In den vergangenen 15 Jahren hat das Projekt „chronik.LE“ nach eigenen Angaben rund 5.000 Ereignisse in und um Leipzig dokumentiert, die mutmaßlich oder nachweislich einen rechten Hintergrund haben. Im Zwei-Jahres-Rhythmus erscheint zudem die Broschüre „Leipziger Zustände“. Darin widmen sich Autor/-innen aktuellen Schwerpunkten. Die neue Ausgabe ist soeben erschienen.
Die „Leipziger Zustände“ waren in den vergangenen Jahren immer etwas mehr als 100 Seiten dick und bestanden aus sechs Themenblöcken mit jeweils mehreren Texten. Neonazis, Rassismus und Gewalt gegen Migrant/-innen sind Themen, die sich in jeder Ausgabe finden. Auch Sexismus und Antifeminismus bekamen in den vergangenen Jahren mehr Platz eingeräumt.
NPD, AfD und Corona-Demos
Waren noch vor zehn Jahren die NPD und andere Neonazi-Gruppen ein dominierendes Thema, spielten fünf Jahre später eher Legida und die AfD eine große Rolle. Seit der Ausgabe im Jahr 2021 stehen Corona-Demos, Verschwörungsideologien und der häufig mit beiden einhergehende Antisemitismus – auch von links – im Fokus der Autor/-innen.
Die am 19. Januar veröffentlichte Ausgabe „Leipziger Zustände 2023“ widmet sich ebenfalls wieder den Themen Rassismus, Sexismus, Neonazis und Verschwörungsmythen. Gleich zu Beginn setzt sie mit „Historische Kontinuitäten“ einen neuen Schwerpunkt.
Was das bedeutet, wird beispielsweise am Beitrag des Sozialwissenschaftlers Paul Zschocke deutlich. Dieser sucht in den 90er-Jahren nach Erklärungen für die rechten Anschläge in Grünau im vergangenen Sommer. Die Vorherrschaft von Neonazis in den 90ern habe den Stadtteil lange geprägt, erklärt Zschocke bei einer Informationsveranstaltung von „chronik.LE“ im UT Connewitz.
Grünau hat sich verändert
Aus seiner Sicht hat sich der Rassismus in Grünau verändert. Der offene, militante Rassismus würde größtenteils abgelehnt, stattdessen dominiere Alltagsrassismus.
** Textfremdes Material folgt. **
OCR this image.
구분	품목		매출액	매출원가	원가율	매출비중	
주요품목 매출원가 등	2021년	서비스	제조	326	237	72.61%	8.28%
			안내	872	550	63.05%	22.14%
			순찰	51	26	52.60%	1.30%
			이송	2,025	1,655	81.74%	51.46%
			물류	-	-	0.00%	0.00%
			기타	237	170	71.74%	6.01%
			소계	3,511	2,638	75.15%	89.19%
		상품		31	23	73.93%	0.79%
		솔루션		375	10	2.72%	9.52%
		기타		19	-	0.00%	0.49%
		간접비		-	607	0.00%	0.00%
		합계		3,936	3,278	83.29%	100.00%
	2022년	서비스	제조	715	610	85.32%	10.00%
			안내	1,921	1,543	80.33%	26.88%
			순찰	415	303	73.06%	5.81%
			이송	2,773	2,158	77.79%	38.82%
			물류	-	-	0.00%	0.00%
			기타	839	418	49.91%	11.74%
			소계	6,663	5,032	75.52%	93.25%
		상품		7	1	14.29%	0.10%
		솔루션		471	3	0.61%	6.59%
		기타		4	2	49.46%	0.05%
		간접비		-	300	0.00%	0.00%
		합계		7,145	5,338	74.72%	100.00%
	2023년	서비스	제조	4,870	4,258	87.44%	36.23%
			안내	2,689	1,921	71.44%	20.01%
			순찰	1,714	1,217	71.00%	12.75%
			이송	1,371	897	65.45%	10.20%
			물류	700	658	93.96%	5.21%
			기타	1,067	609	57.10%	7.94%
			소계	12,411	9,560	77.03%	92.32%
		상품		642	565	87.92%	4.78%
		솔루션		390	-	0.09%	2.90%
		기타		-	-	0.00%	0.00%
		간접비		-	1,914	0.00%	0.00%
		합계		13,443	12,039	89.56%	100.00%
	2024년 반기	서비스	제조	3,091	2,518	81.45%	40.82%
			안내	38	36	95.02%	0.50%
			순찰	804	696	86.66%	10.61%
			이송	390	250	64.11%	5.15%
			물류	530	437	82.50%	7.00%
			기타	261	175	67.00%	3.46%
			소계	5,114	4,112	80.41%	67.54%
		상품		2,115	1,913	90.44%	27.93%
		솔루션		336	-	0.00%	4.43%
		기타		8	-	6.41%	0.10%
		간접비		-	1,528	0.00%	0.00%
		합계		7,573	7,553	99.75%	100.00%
Dass sich Migrant/-innen in Grünau mehr vor Alltagsrassismus als vor organisierter Nazigewalt fürchten, entspricht auch den Eindrücken, die wir im vergangenen Oktober vor Ort gewinnen konnten. Zschocke empfiehlt zudem, die progressiven Akteur/-innen vor Ort zu stärken. Davon gebe es mittlerweile viele.
Die aktuelle Ausgabe thematisiert zudem unter anderem den Rassismus, den Menschen im deutschen Gesundheitssystem erfahren, die immer noch nicht abgeschlossene – und vielleicht nie richtig begonnene – juristische Aufarbeitung des Naziangriffs auf Connewitz, die Person Uwe Steimle und die gegen Israel gerichteten Demonstrationen in Leipzig.
Aktiv gegen Antifeminist/-innen
Ein Beitrag im Kapitel zu Antifeminismus widmet sich den Aktivitäten gegen die Fachtagung des sogenannten Bundesverbandes Lebensrecht, die im April 2022 in Leipzig stattfand. Abgesehen von den rechten Montagsdemos war die Fachtagung einer der in den vergangenen Jahren seltener gewordenen Anlässe für eine breite linke Mobilisierung in Leipzig.
Sowohl bei der Veranstaltung im UT Connewitz als auch im Broschürentext informieren Mitglieder einer Protestgruppe unter anderem über die Recherche zu dem Thema und die durchgeführten Aktivitäten. Dazu zählte neben einem Offenen Brief beispielsweise eine Demonstration mit mehreren hundert Teilnehmenden.
Wie immer ist die aktuelle Ausgabe der „Leipziger Zustände“ kostenlos erhältlich – sowohl als Download auf der Homepage als auch in Spätis und anderen Läden.